KEY POINTS

  • A  nine-member association of companies have pledged to build 16 small nuclear power stations by 2050
  • Each mini reactor would be in operation for up to 60 years and provide 440 megawatts of electricity per year
  • The program is expected to create 40,000 jobs.

The British government is considering investing 2 billion pounds sterling ($2.6 billion) to help build small nuclear reactors as part of London’s overall strategy of developing cleaner energy and achieving net-zero carbon emissions by 2050.

The financing program – details of which have yet to be finalized, Bloomberg reported – would involve the government buying an equity stake in various new small nuclear stations across the country. Smaller reactors, as the government envisions, may be a more economical strategy to build up nuclear power in the country.

Indeed, a nine-member consortium of companies, including Rolls-Royce Holdings Plc and construction giant Laing O’Rourke Plc, have pledged to build 16 small nuclear power stations by 2050 on existing nuclear sites. This program is expected to create 40,000 jobs.

Each mini reactor would be in operation for up to 60 years and provide 440 megawatts of electricity per year — enough to power the city of Leeds (a city of 480,000 people), Financial Times reported.

The government's funds “should deliver sufficient cash to get the consortium through building the factories and well on the way to construction of power stations prior to finding more money from other sources,” a source told FT.

“Nuclear power will play a key role in the U.K.’s future energy mix as we transition to a low-carbon economy, including through our investments in small and advanced modular reactors,” a spokesperson for the Prime Minister said.

The government’s initial investment would be part of the first tranche to construct five such small nuclear stations.

“There is a broad strategic commitment and the way in which the finance is arrived at and categorized are questions for further debate,” Energy Minister Kwsai Kwarteng said at the Conservative Party conference on Tuesday.

Prime Minister Boris Johnson is a big supporter of nuclear power and renewable energy.

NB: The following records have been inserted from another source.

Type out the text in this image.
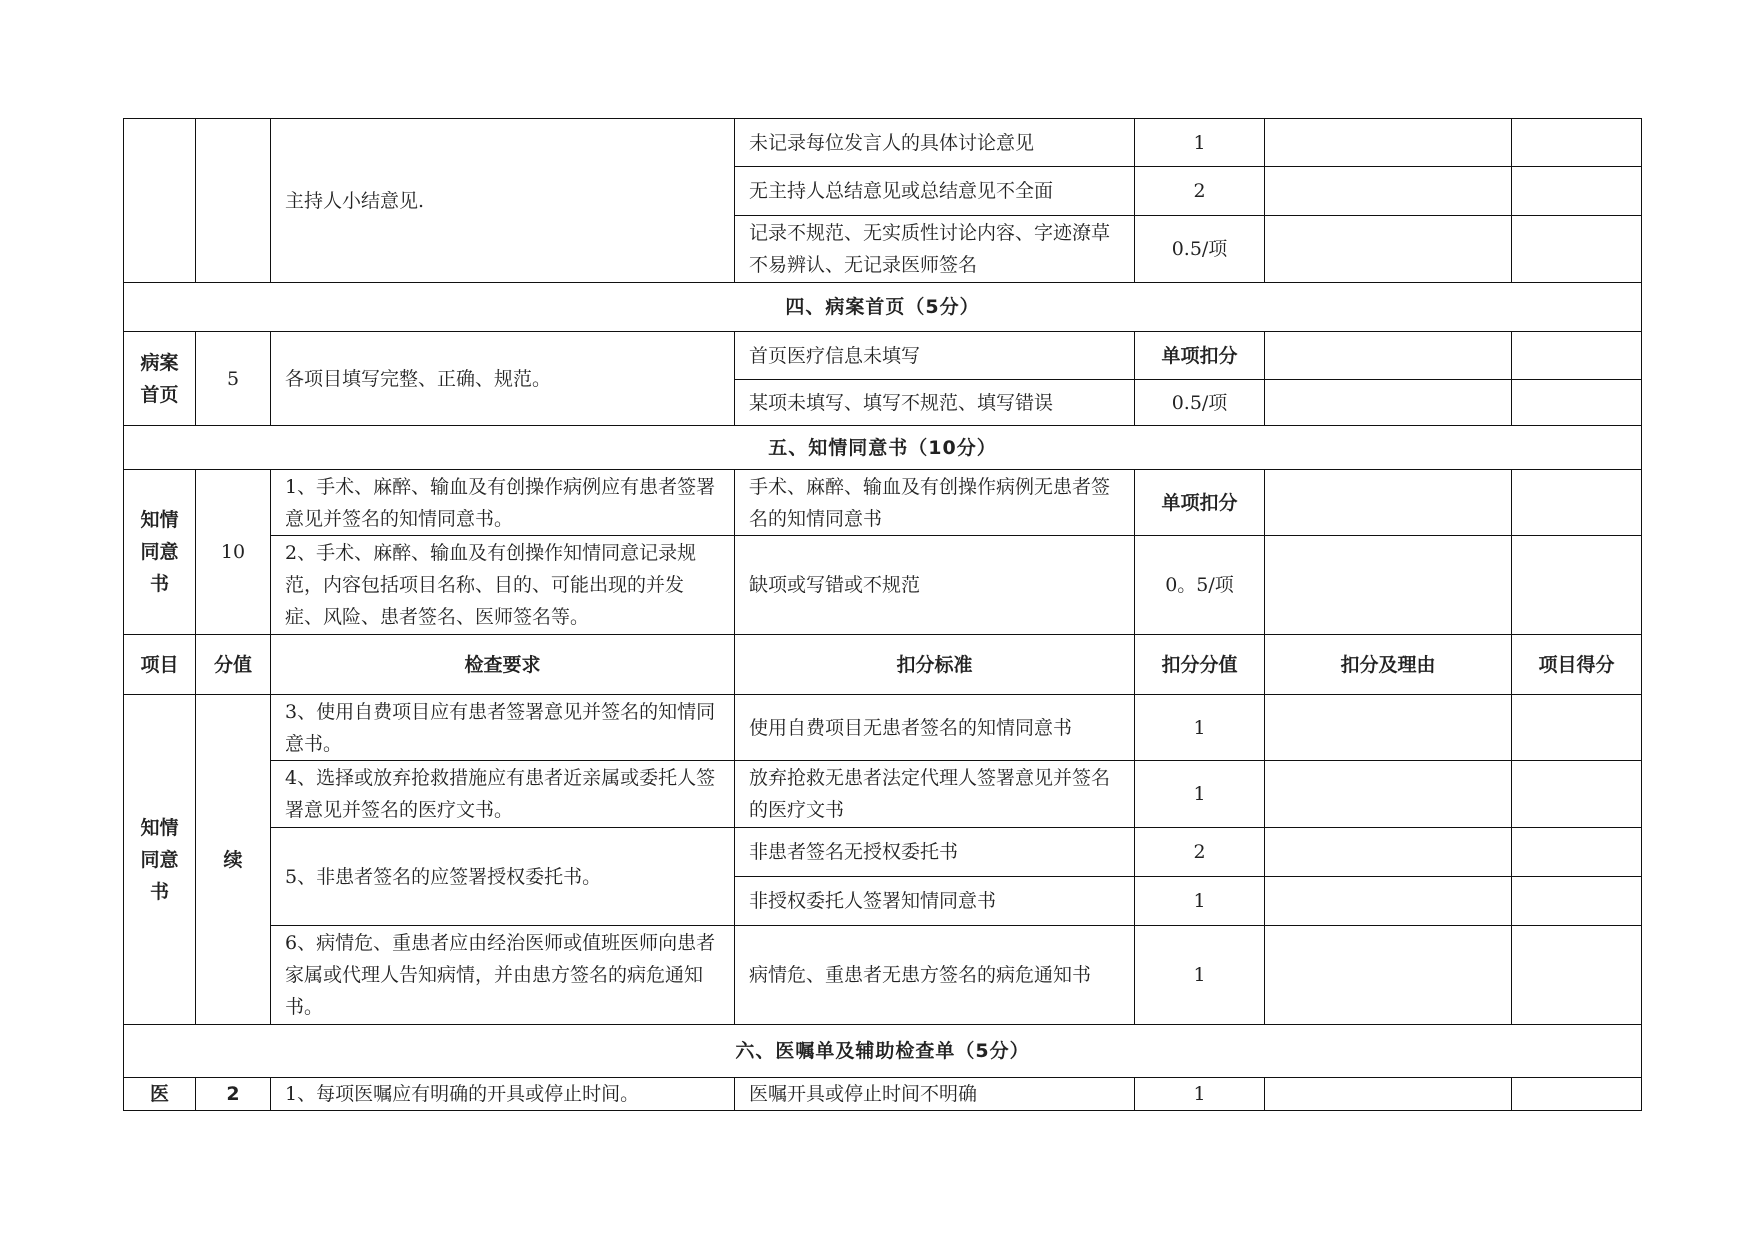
		主持人小结意见.	未记录每位发言人的具体讨论意见	1		
			无主持人总结意见或总结意见不全面	2		
			记录不规范、无实质性讨论内容、字迹潦草不易辨认、无记录医师签名	0.5/项		
四、病案首页（5分）						
病案首页	5	各项目填写完整、正确、规范。	首页医疗信息未填写	单项扣分		
			某项未填写、填写不规范、填写错误	0.5/项		
五、知情同意书（10分）						
知情同意书	10	1、手术、麻醉、输血及有创操作病例应有患者签署意见并签名的知情同意书。	手术、麻醉、输血及有创操作病例无患者签名的知情同意书	单项扣分		
		2、手术、麻醉、输血及有创操作知情同意记录规范，内容包括项目名称、目的、可能出现的并发症、风险、患者签名、医师签名等。	缺项或写错或不规范	0。5/项		
项目	分值	检查要求	扣分标准	扣分分值	扣分及理由	项目得分
知情同意书	续	3、使用自费项目应有患者签署意见并签名的知情同意书。	使用自费项目无患者签名的知情同意书	1		
		4、选择或放弃抢救措施应有患者近亲属或委托人签署意见并签名的医疗文书。	放弃抢救无患者法定代理人签署意见并签名的医疗文书	1		
		5、非患者签名的应签署授权委托书。	非患者签名无授权委托书	2		
			非授权委托人签署知情同意书	1		
		6、病情危、重患者应由经治医师或值班医师向患者家属或代理人告知病情，并由患方签名的病危通知书。	病情危、重患者无患方签名的病危通知书	1		
六、医嘱单及辅助检查单（5分）						
医	2	1、每项医嘱应有明确的开具或停止时间。	医嘱开具或停止时间不明确	1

At the Conservative Party conference on Tuesday, he vowed the U.K. will become a “world leader in low-cost clean power generation.”

“Imagine that future – with high-skilled, green-collar jobs in wind, in solar, in nuclear, in hydrogen and in carbon capture and storage,” Johnson said.

The U.K. currently has just one large-scale new nuclear project in the pipeline – the Sizewell C plant in Suffolk, which is expected to be built by French utility Electricite de France SA, or EDF.

While the U.K. government said it is committed to nuclear energy, further plant construction will depend upon financing and eager investors.

“In Sizewell C we think we have the design, a supply chain and industry and what we need now is a funding model,” said Simone Rossi, chief executive officer of EDF’s U.K. subsidiary.

If EDF can secure a mix of government and private funding, it hopes to begin construction of Sizewell in 2021. The plant is expected to cost 20 billion pounds ($25.8 billion) to build.

The large Hinkley Point C nuclear power station is under construction in Somerset, England. It is expected to start generating electricity in 2025, EDF is financing its construction. However, that huge project is late and overbudget.

Meanwhile, the government is scheduled to release a much anticipated white paper on its nuclear power strategy in a few weeks. Tom Greatrex, chief executive officer of the Nuclear Industry Association trade group, said if the government purchased an equity stake, that would “cut the cost of capital for new nuclear power stations.”

“Setting out a new financing model is vital to progress the new nuclear projects we need to create jobs and hit net zero,” Greatrex added.